Anarchisten in het Midden-Oosten

Ontmoetingen en impressies tijdens een reis door het Midden-Oosten

De laatste paar jaar duiken af en toe berichten op over anarchisten in Arabische landen. De groepen zijn klein, we horen er weinig van en tasten in het duister wat betreft de impact en omvang van hun activiteiten. De regio heeft een onbekend maar rijk anarchistisch verleden, waarvoor we terug moeten naar de eerste decennia van de twintigste eeuw. Tijdens mijn reis door het Midden-Oosten en Noord-Afrika in het najaar van 2009, heb ik in Libanon, Jordanië en Egypte anarchisten ontmoet. Na een korte historische inleiding volgt een verslag van mijn ontmoetingen.

Vroege 20ste eeuw: radicalen en anarchisten in Syrië, Libanon en Egypte

De landen die nu het Midden-Oosten en Noord-Afrika uitmaken, bestonden aan het begin van de twintigste eeuw nog niet in hun huidige vorm. Het Ottomaanse Rijk strekte zich nog uit van het huidige Tunesië, Libië en Egypte tot het Arabisch Schiereiland. Naar het noorden toe liep het via de Balkan tot aan Boedapest en van Anatolië tot de Kaspische Zee. De anarchisten bevonden zich vooral onder de diverse nationaliteiten en etnische groepen die onder het Rijk vielen. Zij verzetten zich tegen de Ottomaanse overheersing. Opvallend is bijvoorbeeld de vroege aandacht van de Armeense anarchisten voor de problematiek van nationale bevrijdingsstrijd en anarchistisch-communistische grondprincipes.

Belangrijke anarchistische invloed ging ook uit van de migrantengemeenschappen in de havensteden langs de Middellandse Zee. De Italiaanse immigranten in Egypte zijn daarvan wel het meest opvallende voorbeeld. Maar daarover later meer.

Syrië-Libanon

Het Syrisch-Libanese netwerk van Daud Muja'is drukte zijn stempel op de vroeg radicale beweging in de regio. Het netwerk bestond vooral uit ‘autochtonen'. Daud Muja'is was van 1904 tot 1908 redacteur van het in Alexandrië (Egypte) gevestigde blad Al-Nur (Het Licht), en van 1909 tot waarschijnlijk 1910 van Al-Hurriyya (De Vrijheid). Deze radicale bladen maakten een ontwikkeling in anarchistische richting door.

In 1908 vond een staatsgreep plaats in het Ottomaanse Rijk. Een groep officieren, de Jonge Turken, zette de sultan af. Zij gingen regeren met een nationalistisch en seculier program. De machtswisseling deed in eerste instantie hoop op positieve verandering ontstaan.
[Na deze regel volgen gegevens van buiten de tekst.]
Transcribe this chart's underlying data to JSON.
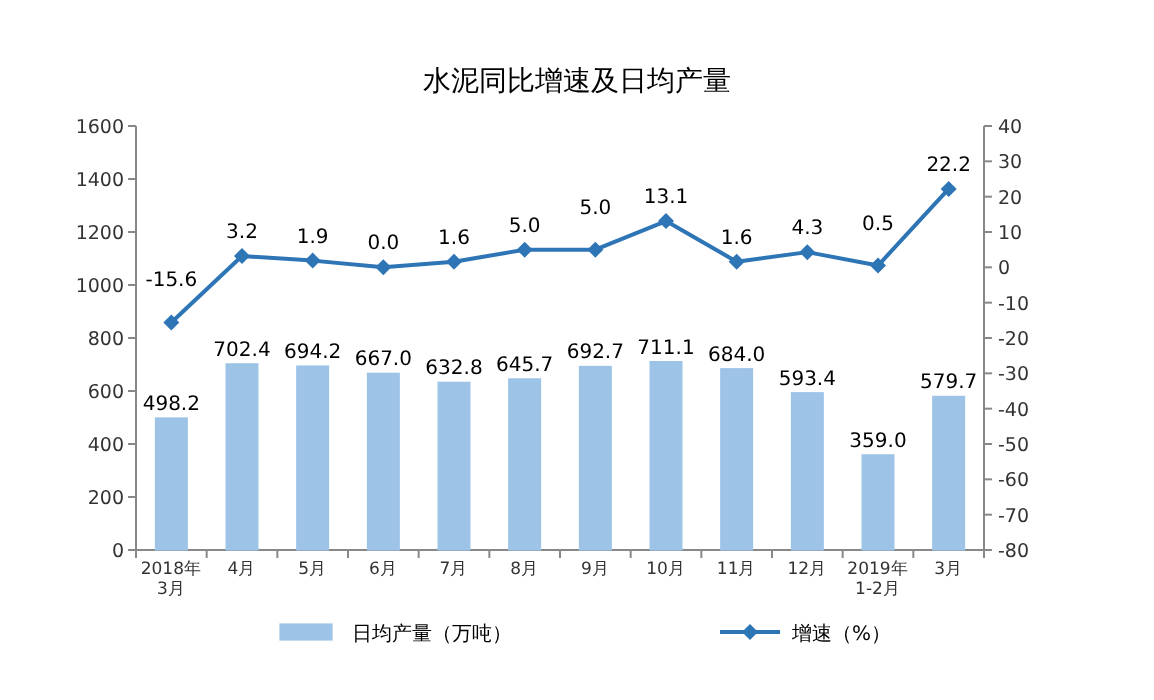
{
  "chart_data": {
    "type": "bar",
    "title": "水泥同比增速及日均产量",
    "categories": [
      "2018年\n3月",
      "4月",
      "5月",
      "6月",
      "7月",
      "8月",
      "9月",
      "10月",
      "11月",
      "12月",
      "2019年\n1-2月",
      "3月"
    ],
    "series": [
      {
        "name": "日均产量（万吨）",
        "color": "#9dc3e6",
        "values": [
          498.2,
          702.4,
          694.2,
          667.0,
          632.8,
          645.7,
          692.7,
          711.1,
          684.0,
          593.4,
          359.0,
          579.7
        ],
        "value_labels": [
          "498.2",
          "702.4",
          "694.2",
          "667.0",
          "632.8",
          "645.7",
          "692.7",
          "711.1",
          "684.0",
          "593.4",
          "359.0",
          "579.7"
        ]
      },
      {
        "name": "增速（%）",
        "type": "line",
        "axis": "y2",
        "color": "#2e75b6",
        "marker": "diamond",
        "values": [
          -15.6,
          3.2,
          1.9,
          0.0,
          1.6,
          5.0,
          5.0,
          13.1,
          1.6,
          4.3,
          0.5,
          22.2
        ],
        "value_labels": [
          "-15.6",
          "3.2",
          "1.9",
          "0.0",
          "1.6",
          "5.0",
          "5.0",
          "13.1",
          "1.6",
          "4.3",
          "0.5",
          "22.2"
        ]
      }
    ],
    "ylim": [
      0,
      1600
    ],
    "yticks": [
      0,
      200,
      400,
      600,
      800,
      1000,
      1200,
      1400,
      1600
    ],
    "y2lim": [
      -80,
      40
    ],
    "y2ticks": [
      -80,
      -70,
      -60,
      -50,
      -40,
      -30,
      -20,
      -10,
      0,
      10,
      20,
      30,
      40
    ],
    "legend": "bottom",
    "grid": false
  }
}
Na de mislukte tegen-coup van de sultan in 1909, voerden de Jonge Turken de repressie op en verboden stakingen en dreigden de autonome status van de provincie Libanon op te heffen.

Als reactie hierop ontwikkelde het Daud Muja'is netwerk zich in een steeds uitgesprokener anarchistische richting. In Al-Hur-riyya verscheen ‘De filosofie van bommen' geschreven door ene Stavinsky Polikivich wiens analyse geënt was op revolutionaire anarchistische en nihilistische praktijken. In 1910 schreef Khairallah Khairallah een stuk waarin hij opriep tot een niet-kapitalistische klassenloze maatschappij.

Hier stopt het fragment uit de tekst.